Nawet niewielka ilość alkoholu może wpłynąć na naszą percepcję oraz zdolności psychomotoryczne. A co dopiero, kiedy wypije się ilość, odpowiadającą ponad 3,5 promilom w wydychanym powietrzu. A właśnie tyle miał 42-letni wrocławianin, który jechał ulicą Monte Cassino na terenie Sępolna. Jego podejrzane zachowanie za kierownicą zwróciło uwagę policjantów Wydziału Prewencji i Patrolowego, którzy tego dnia kontrolowali Wielką Wyspę.
Już sam początek interwencji zwiastował, jakie będzie jej zakończenie. Kiedy otworzyły się drzwi od strony kierowcy, wówczas mundurowi wyczuli silny zapach alkoholu, którego źródłem był siedzący za „kółkiem” 42-latek. Mężczyzna miał bardzo duży problem z opuszczeniem fotela kierowcy, a kiedy mu się to udało, wówczas przed nim pojawiła się kolejna trudność. Wrocławianin nie był w stanie utrzymać równowagi i gdyby nie policjanci, prawdopodobnie przewróciłby się na jezdnię.

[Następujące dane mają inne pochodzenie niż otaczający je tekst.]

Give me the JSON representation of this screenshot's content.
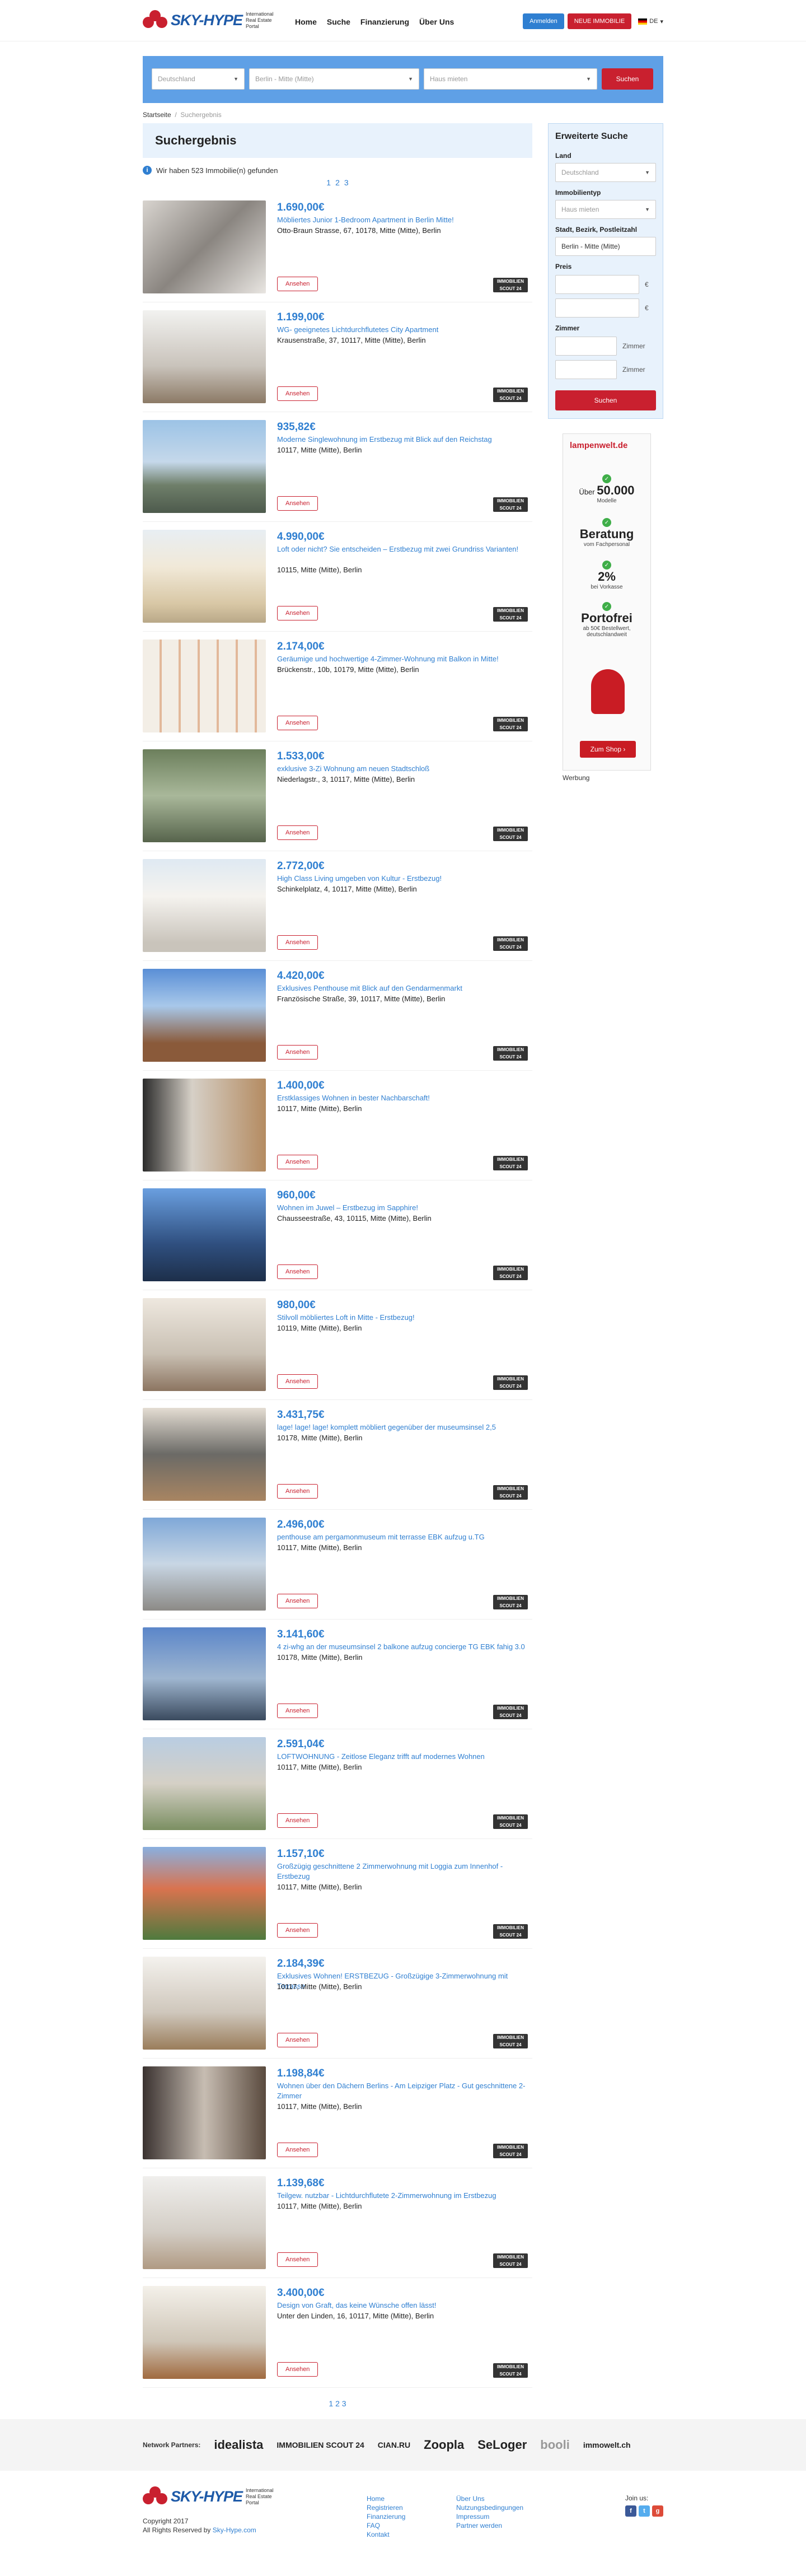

Funkcjonariusze sięgnęli po alkomat i sprawdzili stan trzeźwości mężczyzny. Wynik sprawdzenia nie był dla niego korzystny. Urządzenie wskazało ponad 3,5 promila alkoholu w wydychanym powietrzu! Taka ilość oznaczała, że wrocławian był skrajnie nietrzeźwy i spowodowanie przez niego kolizji, lub co gorsza wypadku, mogło być tylko kwestią czasu.
Jednak sprawdzenie alkomatem, to nie jedyna tego typu czynność, przeprowadzona tego dnia przez wrocławskich patrolowców. Podczas kontroli przyszła do funkcjonariuszy odpowiedź z systemów teleinformatycznych. Odpowiedź mało korzystna dla zatrzymanego mężczyzny. 42-latek był bowiem poszukiwany przez jedną z wrocławskich prokuratur.
Po czynnościach funkcjonariusze doprowadzili mężczyznę do policyjnego aresztu. Wrocławianin stanie przed sądem, który może wobec niego orzec karę nawet 2 lat pozbawienia wolności.